Ya no quedan paraísos.
Con el correr del tiempo, los paseos a solas y los monólogos
íntimos hasta el amanecer, pasaron a engrosar el recuerdo. A lo largo del perímetro
de costa se levantaban edificios y en el mejor arenal de la isla florecieron un
par de chiringuitos abiertos hasta la madrugada.
La música se trufaba con el salitre en el aire de la noche.
Siempre olía a pescado a la parrilla, a aceite refrito, a crema solar. Por lo
demás, imposible refugiarse en el silencio.
Robinson mesó los cabellos de la barba una vez más y recordó los
viejos tiempos, donde podía campar a sus anchas por cuanto recoveco de la isla
se le antojase, sin miedo a topar con nada que no fuesen sus propias huellas en
la arena.
Ahora era distinto, muy distinto.
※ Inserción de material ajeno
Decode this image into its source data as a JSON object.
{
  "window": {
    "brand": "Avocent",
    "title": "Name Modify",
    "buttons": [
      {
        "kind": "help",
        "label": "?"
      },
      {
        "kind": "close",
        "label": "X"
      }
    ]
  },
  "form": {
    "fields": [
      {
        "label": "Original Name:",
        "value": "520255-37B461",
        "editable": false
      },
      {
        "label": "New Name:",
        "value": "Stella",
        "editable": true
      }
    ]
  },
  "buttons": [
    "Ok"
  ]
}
Los apartamentos se alquilaban
por quincenas. Había docenas de puestos con bermudas y chancletas. Cualquier idioma
no era el suyo. Inútil pensar, encontrar el aliento secreto que le permite a
uno vivir en paz consigo mismo.
Un todo terreno rugió en la pista de tierra y pronto, al
abrirse las puertas, descendió una marabunta de cuerpos bronceados y tersos,
acompasados por el ritmo enfermizo de un bombo ensordecedor.
Sobre la duna, con los pantalones raidos y la piel
curtida por el iodo, Robinson cerró los ojos, levantó la cabeza al azul y deseo
con todas sus fuerzas que fuese otoño cuanto antes.